"Itsuki " Ele chamou, tímido.
Podiam estar ali há bem poucos minutos; para Sensui, um minuto significava uma eternidade inteira de divagações. Mas não um minuto qualquer – não. Apenas os que – como aquele – incluíam um certo youkai de cabelos verdes e estranhos maneirismos assistindo à novela, esparramado em seu sofá e – como se isso tudo já não fosse humano o suficiente – abraçado a um travesseiro.
"Sim? " O outro respondia, quase que por um reflexo involuntário, sem nunca desgrudar os olhos da TV.
O detetive espiritual hesitou, como que ponderando o que diria, a seguir; mesmo que nem uma eternidade pudesse tê-lo feito formular uma questão de cunho menos desconcertante. No final, não importava qual palavra escolhesse, todo o conjunto se encarregaria de condená-lo, de qualquer forma – assim, ele indagou, com toda a espontaneidade de que pôde se servir:
"Que tipo de monstro você é? "
Mas o arrependimento foi imediato, quando, por um leve movimento de cabeça, seus olhares se cruzaram; e ele obteve, ao invés de uma resposta igualmente simples e casual, um semblante limpo – incógnito. O youkai, que estivera até o presente momento com toda a atenção absorvida pela novela de televisão, moveu só os olhos – de um dourado hipnótico, e que parece vasculhar a alma de quem quer que se atrevesse a fita-lo – para achar os de Shinobu, onde o efeito desse olhar tem ainda mais força.
E era só em momentos como esse, entre um minuto e outro, de um comportamento atípico – porém, não menos estranho – que Shinobu não precisava se esforçar – muito – para lembrar a si mesmo desse fato óbvio e irrefutável: Itsuki era um youkai. Não importava que agisse feito um humano, parecesse um humano, tivesse hábitos de um ser humano – ele era um monstro. "Um Yaminade ", para se ser mais exato – ou foi o que ele revelou, depois de um longo período de silêncio.
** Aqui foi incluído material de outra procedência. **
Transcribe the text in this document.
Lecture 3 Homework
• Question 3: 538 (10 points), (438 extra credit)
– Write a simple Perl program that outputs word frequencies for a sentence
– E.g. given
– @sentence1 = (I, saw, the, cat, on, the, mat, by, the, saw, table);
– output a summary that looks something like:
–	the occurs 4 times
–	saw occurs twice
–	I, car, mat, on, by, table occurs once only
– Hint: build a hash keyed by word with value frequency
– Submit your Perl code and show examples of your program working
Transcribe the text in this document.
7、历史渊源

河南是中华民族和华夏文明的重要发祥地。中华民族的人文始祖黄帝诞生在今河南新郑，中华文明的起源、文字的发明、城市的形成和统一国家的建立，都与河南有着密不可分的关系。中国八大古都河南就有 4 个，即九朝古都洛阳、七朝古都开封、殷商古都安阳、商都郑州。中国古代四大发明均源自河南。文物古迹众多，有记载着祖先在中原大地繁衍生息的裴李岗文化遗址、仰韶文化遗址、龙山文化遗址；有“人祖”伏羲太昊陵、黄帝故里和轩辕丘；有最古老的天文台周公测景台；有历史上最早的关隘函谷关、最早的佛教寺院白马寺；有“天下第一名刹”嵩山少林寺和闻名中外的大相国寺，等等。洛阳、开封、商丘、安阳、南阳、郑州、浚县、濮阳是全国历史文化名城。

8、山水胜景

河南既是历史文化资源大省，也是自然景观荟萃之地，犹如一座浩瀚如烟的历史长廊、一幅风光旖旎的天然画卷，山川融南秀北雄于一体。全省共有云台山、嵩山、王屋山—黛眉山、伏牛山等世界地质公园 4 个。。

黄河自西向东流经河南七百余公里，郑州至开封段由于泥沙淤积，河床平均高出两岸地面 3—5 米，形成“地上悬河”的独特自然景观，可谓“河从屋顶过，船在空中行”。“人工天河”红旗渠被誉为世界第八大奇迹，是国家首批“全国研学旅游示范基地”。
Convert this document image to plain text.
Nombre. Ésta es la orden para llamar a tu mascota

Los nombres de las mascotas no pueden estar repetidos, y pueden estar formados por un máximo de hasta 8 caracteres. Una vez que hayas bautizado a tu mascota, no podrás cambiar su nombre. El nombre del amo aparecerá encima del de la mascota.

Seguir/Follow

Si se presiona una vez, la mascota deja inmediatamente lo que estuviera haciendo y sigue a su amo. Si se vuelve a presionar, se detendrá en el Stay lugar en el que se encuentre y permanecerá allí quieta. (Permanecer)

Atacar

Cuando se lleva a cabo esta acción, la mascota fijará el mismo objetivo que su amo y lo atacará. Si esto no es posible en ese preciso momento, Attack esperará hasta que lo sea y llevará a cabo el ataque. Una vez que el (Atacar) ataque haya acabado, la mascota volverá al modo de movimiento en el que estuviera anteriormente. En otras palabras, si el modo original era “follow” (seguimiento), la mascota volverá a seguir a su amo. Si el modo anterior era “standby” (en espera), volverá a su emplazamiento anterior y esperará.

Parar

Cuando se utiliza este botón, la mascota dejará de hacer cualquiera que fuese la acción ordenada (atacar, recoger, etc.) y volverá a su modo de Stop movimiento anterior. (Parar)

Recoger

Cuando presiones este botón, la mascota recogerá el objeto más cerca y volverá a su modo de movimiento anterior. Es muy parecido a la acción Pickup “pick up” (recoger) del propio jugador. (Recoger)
Sensui, que não ousava esperar por uma resposta mais afável, ficou desnorteado.
Assim uma nova pergunta irrompeu, antes que o detetive espiritual pudesse meditar sobre a decência de tê-la refreado:
"Um o que? " Foi simplesmente inevitável – como o foi para Itsuki, ver esse misto de curiosidade e confusão tomar conta do rosto quase sempre tão severo do outro, e rir; um riso efêmero, anasalado, que se dissolvia em seus lábios para dar forma a um sorriso enigmático.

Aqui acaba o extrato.